Willy Vanderperre vogue march 2016

The idea for OdeJo, the soon-to-be cult fragrance that has just landed at Colette in time for the Paris collections, came about as one imagines so many great ideas might: during a chance encounter at Elton John’s house. “I was instantly mesmerized by her scent,” Jeff Lounds recalls of the moment Jo Levin passed him on the way into a party at the singer’s country home 15 years ago.

Levin, a British stylist and former creative fashion director of GQ, had sourced the perfume oil—a sunny blend of aquatic notes—15 years earlier at a small apothecary in New York, and she wasn’t in a sharing mood. “It’s Eau de Jo,” she told Lounds enigmatically. “She wasn’t telling anyone what it was, which made it even more infuriatingly seductive,” says Lounds, one of the coconspirators behind the beloved scent brand Escentric Molecules.

Undeterred, Lounds let Levin know that should she ever be ready to bottle the oil that elicits enthralled inquiries from Tom Ford and London taxi drivers alike, he’d be at her service. “And 18 months ago,” Levin explains, “I was standing in my kitchen, daydreaming, and I suddenly realized I was ready.”

An homage to magic hour on a summer night, when the sun hangs low and golden and the air begins to cool, Lounds’s reimagined OdeJo—created in collaboration with the fragrance team at Floris—features pure essences of lily and Tahitian rose that bolster a nostalgic blend of cucumber oil and blue sea kelp. The combination has that rare ability to transport you to a different time and place. For me, the time is the late ’80s and the place is the south Jersey shore, where I would cuddle close to my mother on the beach as the August days dwindled and fill my lungs with deep whiffs of her chest, which often smelled of sunscreen and a faint trail of white musk.
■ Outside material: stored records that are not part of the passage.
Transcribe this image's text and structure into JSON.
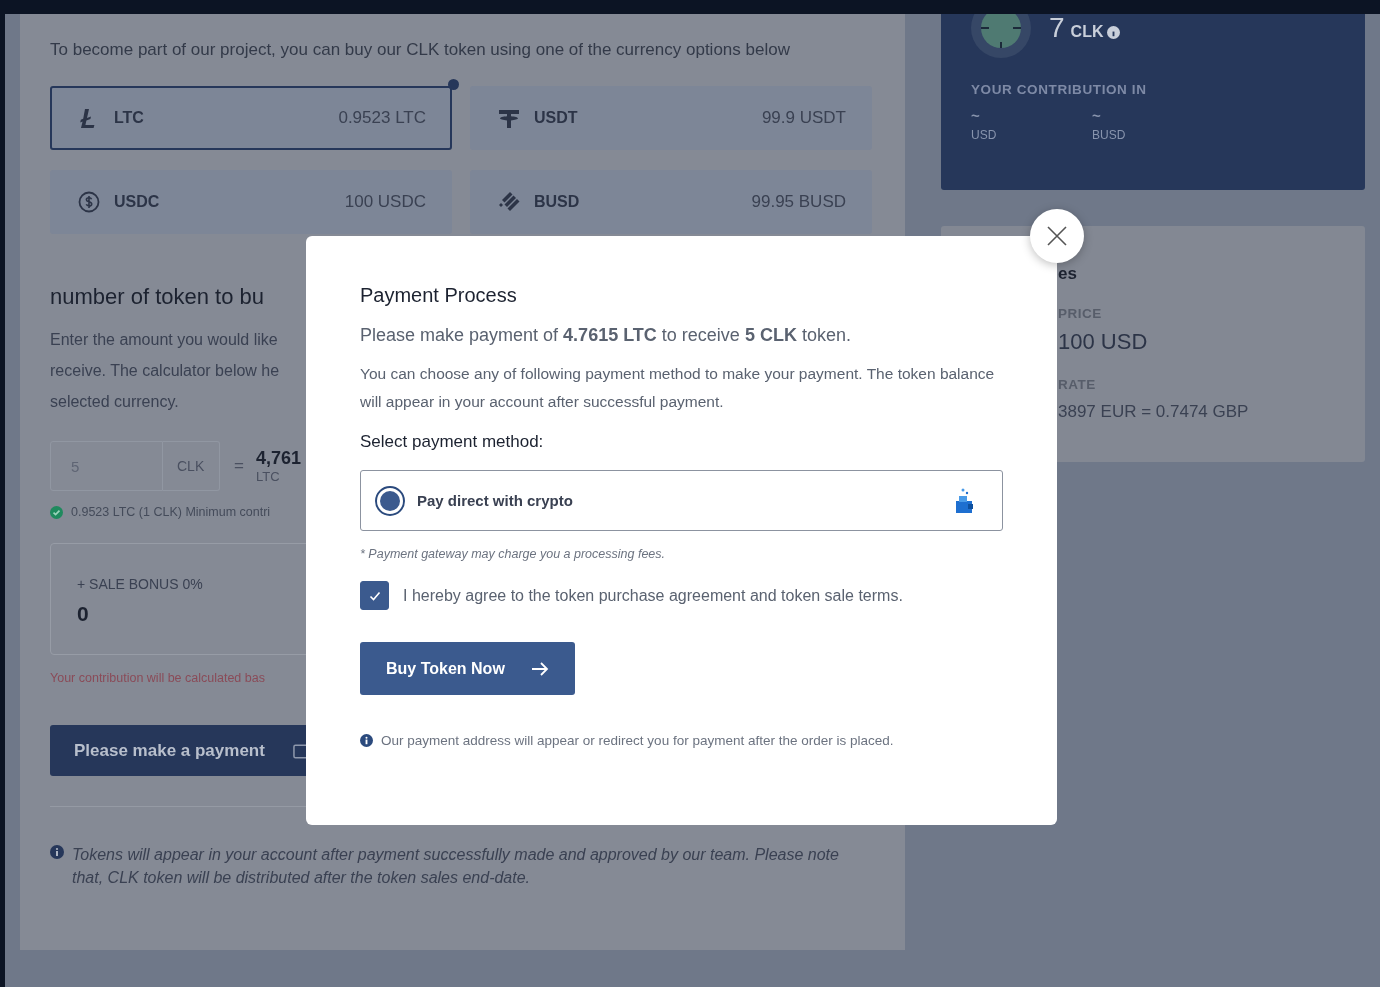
{
  "intro": "To become part of our project, you can buy our CLK token using one of the currency options below",
  "currencies": [
    {
      "kind": "ltc",
      "code": "LTC",
      "amount": "0.9523 LTC",
      "selected": true
    },
    {
      "kind": "usdt",
      "code": "USDT",
      "amount": "99.9 USDT",
      "selected": false
    },
    {
      "kind": "usdc",
      "code": "USDC",
      "amount": "100 USDC",
      "selected": false
    },
    {
      "kind": "busd",
      "code": "BUSD",
      "amount": "99.95 BUSD",
      "selected": false
    }
  ],
  "amount_section": {
    "heading": "number of token to bu",
    "description_lines": [
      "Enter the amount you would like",
      "receive. The calculator below he",
      "selected currency."
    ],
    "token_input": {
      "placeholder": "5",
      "unit": "CLK"
    },
    "equals": "=",
    "result": "4,761",
    "result_unit": "LTC",
    "minimum_note": "0.9523 LTC (1 CLK) Minimum contri",
    "bonus": {
      "label": "+ SALE BONUS 0%",
      "value": "0"
    },
    "warning": "Your contribution will be calculated bas",
    "pay_button": "Please make a payment"
  },
  "footer_note": "Tokens will appear in your account after payment successfully made and approved by our team. Please note that, CLK token will be distributed after the token sales end-date.",
  "balance_card": {
    "amount": "7",
    "unit": "CLK",
    "contribution_label": "YOUR CONTRIBUTION IN",
    "contributions": [
      {
        "value": "~",
        "currency": "USD"
      },
      {
        "value": "~",
        "currency": "BUSD"
      }
    ]
  },
  "price_card": {
    "heading": "es",
    "price_label": "PRICE",
    "price": "100 USD",
    "rate_label": "RATE",
    "rate": "3897 EUR = 0.7474 GBP"
  },
  "modal": {
    "title": "Payment Process",
    "summary": "Please make payment of **4.7615 LTC** to receive **5 CLK** token.",
    "description": "You can choose any of following payment method to make your payment. The token balance will appear in your account after successful payment.",
    "method_label": "Select payment method:",
    "payment_methods": [
      {
        "label": "Pay direct with crypto",
        "selected": true
      }
    ],
    "fee_note": "* Payment gateway may charge you a processing fees.",
    "agreement": {
      "text": "I hereby agree to the token purchase agreement and token sale terms.",
      "checked": true
    },
    "buy_button": "Buy Token Now",
    "address_note": "Our payment address will appear or redirect you for payment after the order is placed."
  }
}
The new formula, which made its debut at Harvey Nichols in London, is a more well-rounded adaptation of the original that still manages to preserve its clarity, according to Levin, who made sure the scent was also available in a concentrated roller ball formula—a nod to the elixir she has dabbed on her pulse points for the last three decades. “I’ve always loved oils, how as they warm up, they seem to combine with the scent of your own skin,” she says.

That subtlety is part of the point of this project, according to Levin. “I believe there’s a swing that way,” she says, “away from the blatant toward something hidden that is slowly revealed.”

OdeJo Perfume Oil Roll-On, from $55, and Eau de Toilette, from $85, available at Colette and on luckyscent.com.